Llegaron más invitados, después lo hicieron las autoridades civiles
españolas y a continuación las militares; las marroquíes después
con sus ropajes exóticos. Desde la frescura del jardín oímos el
clamor de la calle, los gritos, los vítores y aplausos. Ya ha
llegado, ya está aquí, se oyó decir repetidamente. Pero el
homenajeado aún tardó en hacerse ver: antes dedicó un rato a la
masa, a dejarse aclamar como un torero o una de las artistas
americanas que tanto fascinaban a mi vecino.
Y, al fin, apareció
el esperado, el deseado, el cuñado del Caudillo, arriba España.

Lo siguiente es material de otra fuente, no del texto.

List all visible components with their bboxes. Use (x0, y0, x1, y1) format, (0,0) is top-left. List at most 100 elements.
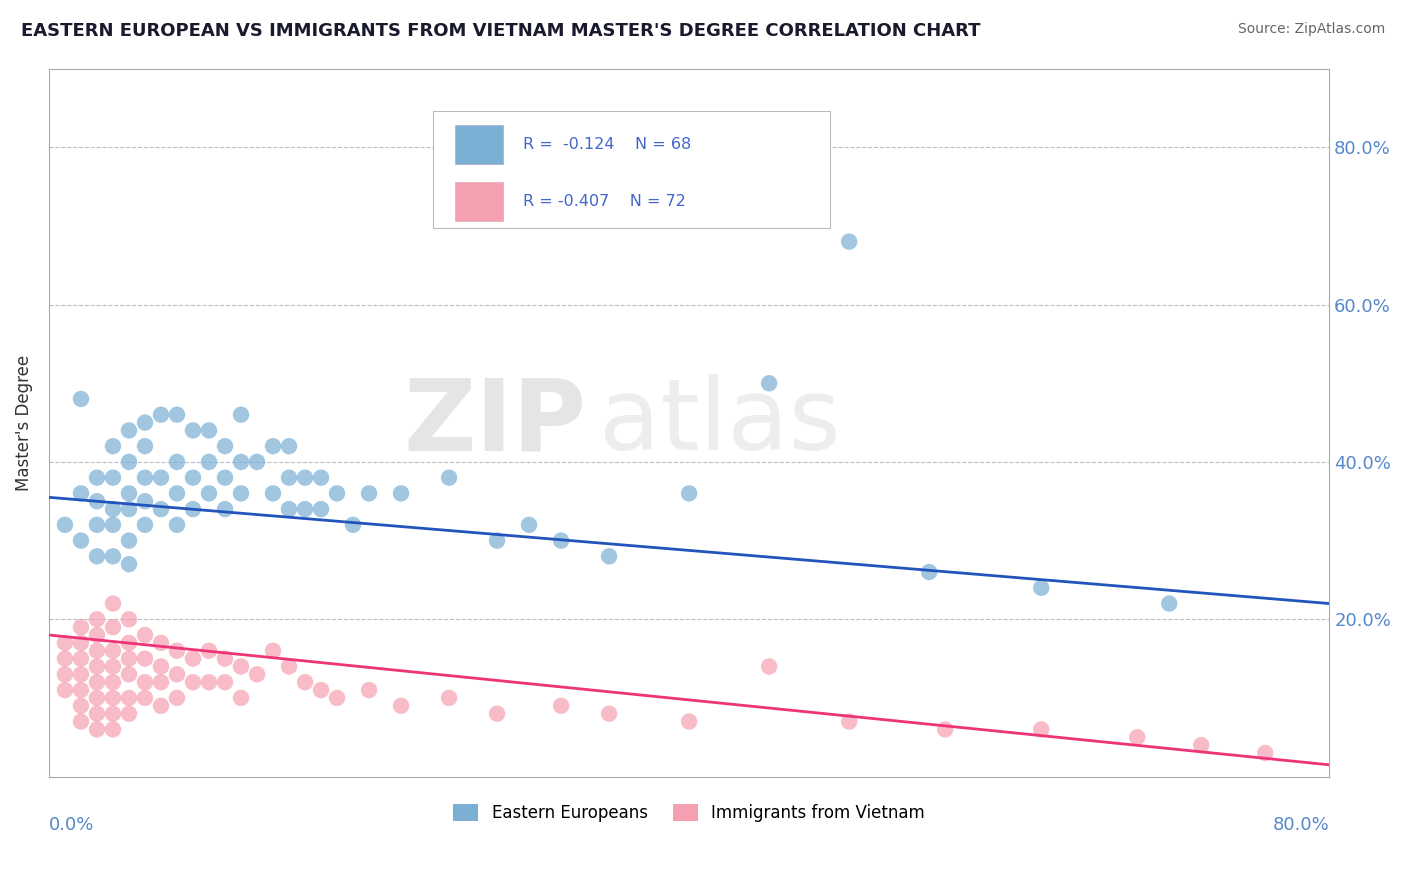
Point (1159, 597, 1181, 611)
Point (262, 486, 284, 500)
FancyBboxPatch shape (433, 111, 830, 227)
Point (150, 408, 173, 422)
Point (53, 683, 76, 698)
Point (101, 644, 124, 658)
Point (150, 502, 173, 516)
Y-axis label: Master's Degree: Master's Degree (15, 354, 32, 491)
Point (550, 533, 572, 548)
Point (342, 517, 364, 532)
Point (181, 470, 204, 484)
Point (118, 636, 141, 650)
Point (166, 408, 188, 422)
Point (53, 667, 76, 681)
Point (1254, 746, 1277, 760)
Point (150, 675, 173, 690)
Point (134, 470, 156, 484)
Point (150, 470, 173, 484)
Point (166, 455, 188, 469)
Point (166, 690, 188, 705)
Point (678, 486, 700, 500)
Point (918, 565, 941, 579)
Point (86, 706, 108, 721)
Point (86, 659, 108, 673)
Point (70, 651, 93, 665)
Point (294, 502, 316, 516)
Point (357, 486, 380, 500)
Point (134, 675, 156, 690)
Point (550, 698, 572, 713)
Point (838, 714, 860, 729)
Point (70, 698, 93, 713)
Point (198, 644, 221, 658)
Point (838, 235, 860, 249)
Point (214, 439, 236, 453)
Text: atlas: atlas (599, 374, 841, 471)
Point (118, 690, 141, 705)
Point (326, 690, 349, 705)
FancyBboxPatch shape (454, 182, 503, 220)
Point (389, 486, 412, 500)
Point (101, 549, 124, 564)
Point (118, 706, 141, 721)
Point (309, 502, 332, 516)
Point (181, 675, 204, 690)
Point (517, 517, 540, 532)
Text: 80.0%: 80.0% (1272, 815, 1329, 833)
Point (309, 683, 332, 698)
Point (294, 470, 316, 484)
Point (598, 706, 620, 721)
Point (53, 651, 76, 665)
Point (101, 470, 124, 484)
Point (118, 486, 141, 500)
Point (198, 675, 221, 690)
Point (101, 517, 124, 532)
Point (181, 651, 204, 665)
Point (309, 470, 332, 484)
Point (437, 470, 460, 484)
Point (246, 455, 269, 469)
Point (118, 651, 141, 665)
Point (53, 636, 76, 650)
Point (1126, 731, 1149, 745)
Point (118, 455, 141, 469)
Point (198, 455, 221, 469)
Point (934, 723, 956, 737)
Point (1031, 723, 1053, 737)
FancyBboxPatch shape (454, 125, 503, 164)
Point (70, 667, 93, 681)
Point (134, 439, 156, 453)
Point (118, 558, 141, 572)
Point (278, 502, 301, 516)
Point (134, 416, 156, 430)
Point (229, 659, 252, 673)
Point (134, 690, 156, 705)
Text: 0.0%: 0.0% (49, 815, 94, 833)
Point (166, 517, 188, 532)
Point (118, 502, 141, 516)
Point (101, 675, 124, 690)
Point (86, 644, 108, 658)
Point (262, 439, 284, 453)
Point (101, 439, 124, 453)
Point (70, 714, 93, 729)
Point (86, 675, 108, 690)
Point (198, 424, 221, 438)
Point (166, 486, 188, 500)
Point (150, 698, 173, 713)
Point (118, 424, 141, 438)
Point (214, 502, 236, 516)
Legend: Eastern Europeans, Immigrants from Vietnam: Eastern Europeans, Immigrants from Vietn… (447, 797, 932, 829)
Point (70, 683, 93, 698)
Point (278, 439, 301, 453)
Point (101, 620, 124, 634)
Point (86, 517, 108, 532)
Point (101, 706, 124, 721)
Point (134, 494, 156, 508)
Point (70, 486, 93, 500)
Point (166, 667, 188, 681)
Point (486, 533, 509, 548)
Point (486, 706, 509, 721)
Point (181, 424, 204, 438)
Point (229, 486, 252, 500)
Point (229, 690, 252, 705)
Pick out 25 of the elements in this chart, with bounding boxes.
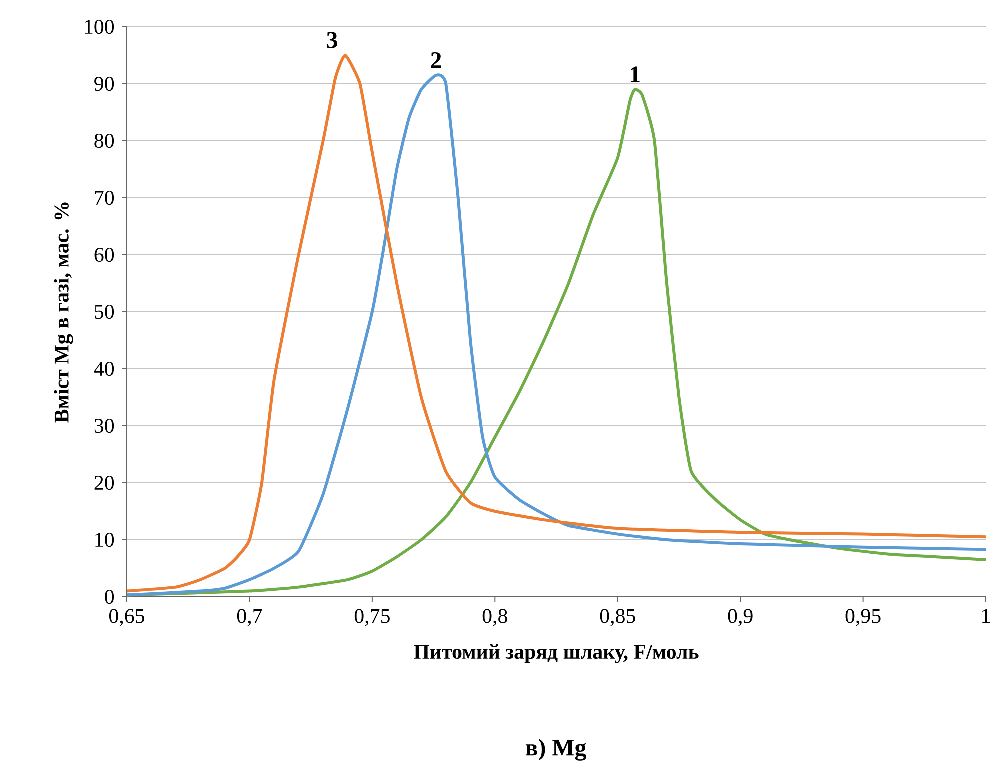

Enfundado en un terno negro, serio, envarado, delgadísimo y
tremendamente guapo con su pelo casi blanco peinado hacia atrás;
impasible el ademán, como decía el himno de Falange, con aquellos
ojos de gato listo y los treinta y siete años algo avejentados que
entonces portaba.
Yo debía de ser una
de las pocas personas que no sentían la menor curiosidad por verle
de cerca o estrechar su mano y, aun así, no dejé de mirar en su
dirección. No era Serrano, sin embargo, quien me interesaba, sino
alguien que estaba muy cerca de él y a quien yo aún no conocía en
persona: Juan Luis Beigbeder. El amante de mi clienta y amiga
resultó ser un hombre alto, delgado sin exceso, rondando los
cincuenta. Llevaba un uniforme de gala con un ancho fajín ceñido a
la cintura, gorra de plato y un bastón ligero, una especie de
fusta. Tenía la nariz delgada y prominente: debajo, un bigote
oscuro; sobre ella, gafas de montura redonda, dos círculos
perfectos tras los cuales se vislumbraban un par de ojos
inteligentes que seguían todo lo que a su alrededor acontecía. Me
pareció un hombre peculiar, quizá un tanto pintoresco. A pesar de
su atuendo, no tenía en absoluto una prestancia marcial: lejos de
ello, había en su actitud algo un poco teatral que, sin embargo, no
parecía fingido: sus gestos eran refinados y opulentos a un tiempo,
su risa expansiva, la voz rápida y sonora. Se movía de un sitio a
otro sin parar, saludaba con efusión repartiendo abrazos, palmadas
en la espalda y prolongados choques de manos; sonreía y hablaba con
unos y otros, moros, cristianos, hebreos, y vuelta a empezar. Tal
vez en sus ratos libres sacara a pasear al romántico intelectual
que según Rosalinda llevaba dentro pero, en aquel momento, lo único
que desplegó ante la audiencia fueron unas dotes inmensas para las
relaciones públicas.
Parecía tener
amarrado a Serrano Suñer con una cuerda invisible; a veces permitía
que se alejara un tanto, le daba una cierta libertad de movimientos
para que saludara y departiera por su cuenta, para que se dejara
adular. Al minuto, sin embargo, recogía el carrete y lo arrastraba
de nuevo a su cercanía: le explicaba algo, le presentaba a alguien,
le echaba el brazo sobre los hombros, volcaba una frase en su oído,
soltaba una carcajada y volvía a dejarle ir.
Busqué a Rosalinda
repetidamente, pero no la encontré. Ni al lado de su querido Juan
Luis, ni lejos de él.
-¿Ha visto por algún
sitio a la señora Fox? -pregunté a Logan cuando terminó de cruzar
unas palabras en inglés con alguien de Tánger que me presentó y
cuyo nombre y cargo olvidé al instante.
-No, no la he visto
-replicó simplemente mientras concentraba la atención en el grupo
que en ese momento se estaba formando alrededor de Serrano-. ¿Sabe
quiénes son? -dijo señalándolos con un discreto movimiento de
barbilla.
-Los alemanes
-respondí.
Allí estaban la
exigente Frau Langenheim embutida en el formidable traje de
shantung violeta que yo le había cosido; Frau Heinz, que había sido
mi primera clienta, vestida de blanco y negro como un arlequín; la
señora de Bernhardt, que tenía acento argentino y aquella vez no
estrenaba atuendo, y alguna más a la que no conocía. Todas
acompañadas de sus esposos, todos agasajando al cuñadísimo mientras
él se deshacía en sonrisas en medio del grupo compacto de germanos.
Aquella vez, sin embargo, Beigbeder no interrumpió la charla y le
dejó mantenerse en escena por sí mismo un tiempo prolongado.